Patrick Whelan, who works in the coffee importing business in Louisville, was nervous about going back to music festivals since that’s where he did his heaviest using. Still, it was also kind of depressing to think his social life could only entail 12-step meetings and no more jam bands.
“Am I stuck in this cocoon in Louisville, in these rooms with these people doing meetings or can I go and live?” he asked himself.
Whelan ended up at the first Bonnaroo in 2002 with like-minded friends. And over the years, organizers took notice. They started slyly letting him in without having to pay and allowed him to use the corner of a coffee house tent to host 12-step meetings.
Now he and a group of volunteers not only get in free, but they’re given their own tent and seating for people to sip coffee and mingle — Soberoo, they call it. They even hold multiple sobriety meetings each day during the festival.
About a hundred have signed up to camp together and hang out this year.
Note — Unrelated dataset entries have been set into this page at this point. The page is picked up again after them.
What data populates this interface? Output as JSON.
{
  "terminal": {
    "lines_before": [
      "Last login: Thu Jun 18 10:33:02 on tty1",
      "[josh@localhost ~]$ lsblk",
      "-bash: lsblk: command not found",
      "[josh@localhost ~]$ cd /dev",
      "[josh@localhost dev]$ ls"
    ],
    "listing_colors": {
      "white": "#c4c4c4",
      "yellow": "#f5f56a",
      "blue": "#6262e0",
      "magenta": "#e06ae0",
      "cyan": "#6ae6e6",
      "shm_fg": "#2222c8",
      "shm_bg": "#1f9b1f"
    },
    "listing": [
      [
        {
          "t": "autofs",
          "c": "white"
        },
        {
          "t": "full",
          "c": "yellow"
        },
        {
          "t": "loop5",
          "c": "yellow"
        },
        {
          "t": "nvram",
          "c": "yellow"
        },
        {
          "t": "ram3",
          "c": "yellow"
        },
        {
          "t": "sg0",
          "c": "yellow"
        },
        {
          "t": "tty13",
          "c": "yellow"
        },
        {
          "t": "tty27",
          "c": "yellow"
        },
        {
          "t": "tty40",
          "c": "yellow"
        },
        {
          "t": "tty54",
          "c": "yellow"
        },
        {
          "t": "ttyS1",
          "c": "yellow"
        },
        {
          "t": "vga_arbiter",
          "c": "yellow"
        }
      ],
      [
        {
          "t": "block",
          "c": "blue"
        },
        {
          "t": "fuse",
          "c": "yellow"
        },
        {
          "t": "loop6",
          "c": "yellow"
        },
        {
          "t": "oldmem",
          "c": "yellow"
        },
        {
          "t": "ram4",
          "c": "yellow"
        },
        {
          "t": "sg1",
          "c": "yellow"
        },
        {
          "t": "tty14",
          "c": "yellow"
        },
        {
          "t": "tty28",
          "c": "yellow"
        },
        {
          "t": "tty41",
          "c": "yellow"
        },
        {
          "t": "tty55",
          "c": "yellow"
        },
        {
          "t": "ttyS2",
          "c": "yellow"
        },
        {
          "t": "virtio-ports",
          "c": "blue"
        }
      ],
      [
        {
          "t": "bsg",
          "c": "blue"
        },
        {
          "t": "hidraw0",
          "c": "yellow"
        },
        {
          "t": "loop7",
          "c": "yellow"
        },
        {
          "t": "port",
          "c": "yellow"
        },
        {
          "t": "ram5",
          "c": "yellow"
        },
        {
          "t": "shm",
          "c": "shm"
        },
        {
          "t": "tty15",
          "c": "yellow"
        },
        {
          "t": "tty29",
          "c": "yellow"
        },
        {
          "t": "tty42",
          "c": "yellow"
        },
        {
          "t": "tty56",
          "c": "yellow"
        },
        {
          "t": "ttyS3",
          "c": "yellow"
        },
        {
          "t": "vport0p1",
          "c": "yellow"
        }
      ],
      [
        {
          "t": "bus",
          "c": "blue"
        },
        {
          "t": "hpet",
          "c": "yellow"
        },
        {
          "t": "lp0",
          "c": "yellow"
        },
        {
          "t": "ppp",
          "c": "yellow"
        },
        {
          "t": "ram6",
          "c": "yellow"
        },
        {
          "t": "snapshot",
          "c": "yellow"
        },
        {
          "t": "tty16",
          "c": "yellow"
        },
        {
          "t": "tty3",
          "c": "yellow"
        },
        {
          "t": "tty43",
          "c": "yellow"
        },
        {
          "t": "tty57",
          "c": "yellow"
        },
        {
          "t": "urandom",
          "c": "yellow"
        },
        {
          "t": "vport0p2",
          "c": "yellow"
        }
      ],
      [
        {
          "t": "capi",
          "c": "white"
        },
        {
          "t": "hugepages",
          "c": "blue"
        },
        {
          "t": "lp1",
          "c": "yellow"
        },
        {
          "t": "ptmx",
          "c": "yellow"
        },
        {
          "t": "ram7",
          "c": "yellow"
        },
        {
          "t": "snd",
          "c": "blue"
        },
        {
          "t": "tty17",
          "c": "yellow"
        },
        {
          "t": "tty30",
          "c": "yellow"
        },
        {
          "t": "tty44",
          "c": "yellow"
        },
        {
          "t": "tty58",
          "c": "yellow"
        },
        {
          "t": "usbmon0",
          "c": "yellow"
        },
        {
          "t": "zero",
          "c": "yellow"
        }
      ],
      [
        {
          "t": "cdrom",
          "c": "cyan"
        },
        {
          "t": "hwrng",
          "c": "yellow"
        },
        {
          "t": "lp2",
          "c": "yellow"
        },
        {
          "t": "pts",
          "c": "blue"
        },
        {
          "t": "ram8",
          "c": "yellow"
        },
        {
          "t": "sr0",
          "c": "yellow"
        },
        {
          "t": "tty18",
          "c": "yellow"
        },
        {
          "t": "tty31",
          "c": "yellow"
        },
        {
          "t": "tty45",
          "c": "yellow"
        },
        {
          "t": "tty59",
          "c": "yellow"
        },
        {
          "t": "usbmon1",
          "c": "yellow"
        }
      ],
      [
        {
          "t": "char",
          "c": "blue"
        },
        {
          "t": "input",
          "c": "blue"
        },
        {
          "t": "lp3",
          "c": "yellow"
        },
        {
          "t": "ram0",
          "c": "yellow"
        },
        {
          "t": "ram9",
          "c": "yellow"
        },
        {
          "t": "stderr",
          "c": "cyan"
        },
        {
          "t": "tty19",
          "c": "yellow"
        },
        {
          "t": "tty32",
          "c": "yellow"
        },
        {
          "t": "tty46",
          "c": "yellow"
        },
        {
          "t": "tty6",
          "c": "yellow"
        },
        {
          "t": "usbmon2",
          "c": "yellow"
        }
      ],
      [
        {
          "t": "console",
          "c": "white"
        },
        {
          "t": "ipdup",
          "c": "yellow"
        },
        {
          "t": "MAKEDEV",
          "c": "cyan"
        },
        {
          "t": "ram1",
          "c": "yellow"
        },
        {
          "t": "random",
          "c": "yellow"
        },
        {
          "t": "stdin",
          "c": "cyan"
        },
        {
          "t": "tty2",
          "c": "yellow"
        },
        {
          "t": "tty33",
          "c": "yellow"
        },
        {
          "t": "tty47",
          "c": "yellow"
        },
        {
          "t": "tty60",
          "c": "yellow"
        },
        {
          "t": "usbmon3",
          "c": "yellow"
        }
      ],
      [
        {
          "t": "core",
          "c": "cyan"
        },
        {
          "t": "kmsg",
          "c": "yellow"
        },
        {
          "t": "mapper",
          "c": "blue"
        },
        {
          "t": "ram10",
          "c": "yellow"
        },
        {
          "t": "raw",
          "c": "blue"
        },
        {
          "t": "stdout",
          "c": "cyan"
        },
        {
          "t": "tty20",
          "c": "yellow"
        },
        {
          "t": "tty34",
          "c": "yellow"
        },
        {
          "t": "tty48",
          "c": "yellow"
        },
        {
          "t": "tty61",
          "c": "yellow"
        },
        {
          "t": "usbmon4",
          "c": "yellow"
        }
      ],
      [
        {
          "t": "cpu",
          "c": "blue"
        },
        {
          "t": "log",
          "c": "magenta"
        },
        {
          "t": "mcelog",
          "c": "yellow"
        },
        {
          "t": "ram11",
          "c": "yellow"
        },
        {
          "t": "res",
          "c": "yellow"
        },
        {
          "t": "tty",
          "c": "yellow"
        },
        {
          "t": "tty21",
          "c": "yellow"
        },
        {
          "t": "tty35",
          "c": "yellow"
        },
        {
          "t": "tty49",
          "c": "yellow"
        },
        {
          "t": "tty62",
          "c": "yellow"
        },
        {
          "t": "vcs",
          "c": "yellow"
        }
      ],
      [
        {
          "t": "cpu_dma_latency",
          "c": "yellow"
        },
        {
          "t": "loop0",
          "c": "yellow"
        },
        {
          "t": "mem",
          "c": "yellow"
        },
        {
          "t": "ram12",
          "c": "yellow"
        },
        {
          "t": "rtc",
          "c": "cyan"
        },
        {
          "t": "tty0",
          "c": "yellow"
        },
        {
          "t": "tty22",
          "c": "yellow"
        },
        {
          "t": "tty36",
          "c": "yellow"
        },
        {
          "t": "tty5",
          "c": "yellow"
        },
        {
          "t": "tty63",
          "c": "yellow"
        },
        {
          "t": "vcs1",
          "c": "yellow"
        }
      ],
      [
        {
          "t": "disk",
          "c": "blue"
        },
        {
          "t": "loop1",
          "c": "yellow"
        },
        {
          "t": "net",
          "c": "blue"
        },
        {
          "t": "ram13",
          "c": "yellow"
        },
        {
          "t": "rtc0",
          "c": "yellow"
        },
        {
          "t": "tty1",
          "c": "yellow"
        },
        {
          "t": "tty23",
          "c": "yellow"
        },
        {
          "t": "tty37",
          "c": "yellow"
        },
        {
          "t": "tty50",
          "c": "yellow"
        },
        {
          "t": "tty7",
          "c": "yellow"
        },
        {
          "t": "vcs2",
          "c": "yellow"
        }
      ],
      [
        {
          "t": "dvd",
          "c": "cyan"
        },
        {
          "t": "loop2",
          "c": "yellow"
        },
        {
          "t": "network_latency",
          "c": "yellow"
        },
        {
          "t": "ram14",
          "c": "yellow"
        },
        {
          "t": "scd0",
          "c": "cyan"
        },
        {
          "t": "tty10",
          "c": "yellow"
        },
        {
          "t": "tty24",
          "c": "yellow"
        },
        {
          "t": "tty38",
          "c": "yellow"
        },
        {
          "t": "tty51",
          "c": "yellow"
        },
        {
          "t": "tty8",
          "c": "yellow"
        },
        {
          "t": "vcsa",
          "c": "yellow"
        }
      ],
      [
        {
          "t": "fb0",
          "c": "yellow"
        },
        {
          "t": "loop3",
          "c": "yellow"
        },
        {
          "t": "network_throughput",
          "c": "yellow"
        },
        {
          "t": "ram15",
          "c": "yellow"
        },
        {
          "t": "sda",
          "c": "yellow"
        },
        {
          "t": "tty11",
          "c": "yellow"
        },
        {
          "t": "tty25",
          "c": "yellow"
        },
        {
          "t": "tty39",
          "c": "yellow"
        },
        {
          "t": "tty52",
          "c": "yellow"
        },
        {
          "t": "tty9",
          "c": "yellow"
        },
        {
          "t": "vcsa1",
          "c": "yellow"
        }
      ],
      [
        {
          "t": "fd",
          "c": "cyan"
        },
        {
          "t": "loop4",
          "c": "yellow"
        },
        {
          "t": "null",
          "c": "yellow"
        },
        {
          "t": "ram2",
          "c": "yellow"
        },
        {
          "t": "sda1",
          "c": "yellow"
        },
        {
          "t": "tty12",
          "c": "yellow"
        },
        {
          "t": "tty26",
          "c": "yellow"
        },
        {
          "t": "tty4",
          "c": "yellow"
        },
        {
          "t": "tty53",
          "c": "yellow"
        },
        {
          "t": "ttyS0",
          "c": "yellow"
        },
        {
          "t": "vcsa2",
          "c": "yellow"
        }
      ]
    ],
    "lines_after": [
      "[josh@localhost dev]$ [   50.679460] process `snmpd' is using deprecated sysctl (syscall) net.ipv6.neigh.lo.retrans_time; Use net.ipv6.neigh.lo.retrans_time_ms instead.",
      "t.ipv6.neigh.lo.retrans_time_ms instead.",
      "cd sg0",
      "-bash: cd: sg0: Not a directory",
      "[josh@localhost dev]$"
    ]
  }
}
Whelan expects 200 more will stumble upon them.
“We just get people who are so fresh and so afraid, they don’t go with a plan to find us. They don’t even know we’re there,” he says. “They just wander up, and they don’t leave us after that.”
Whelan welcomes anyone serious about sobriety, though some mistake the tent as a kind of detox unit. He sends those who are drunk or high to the medical tent and tells them to come back when they’re ready.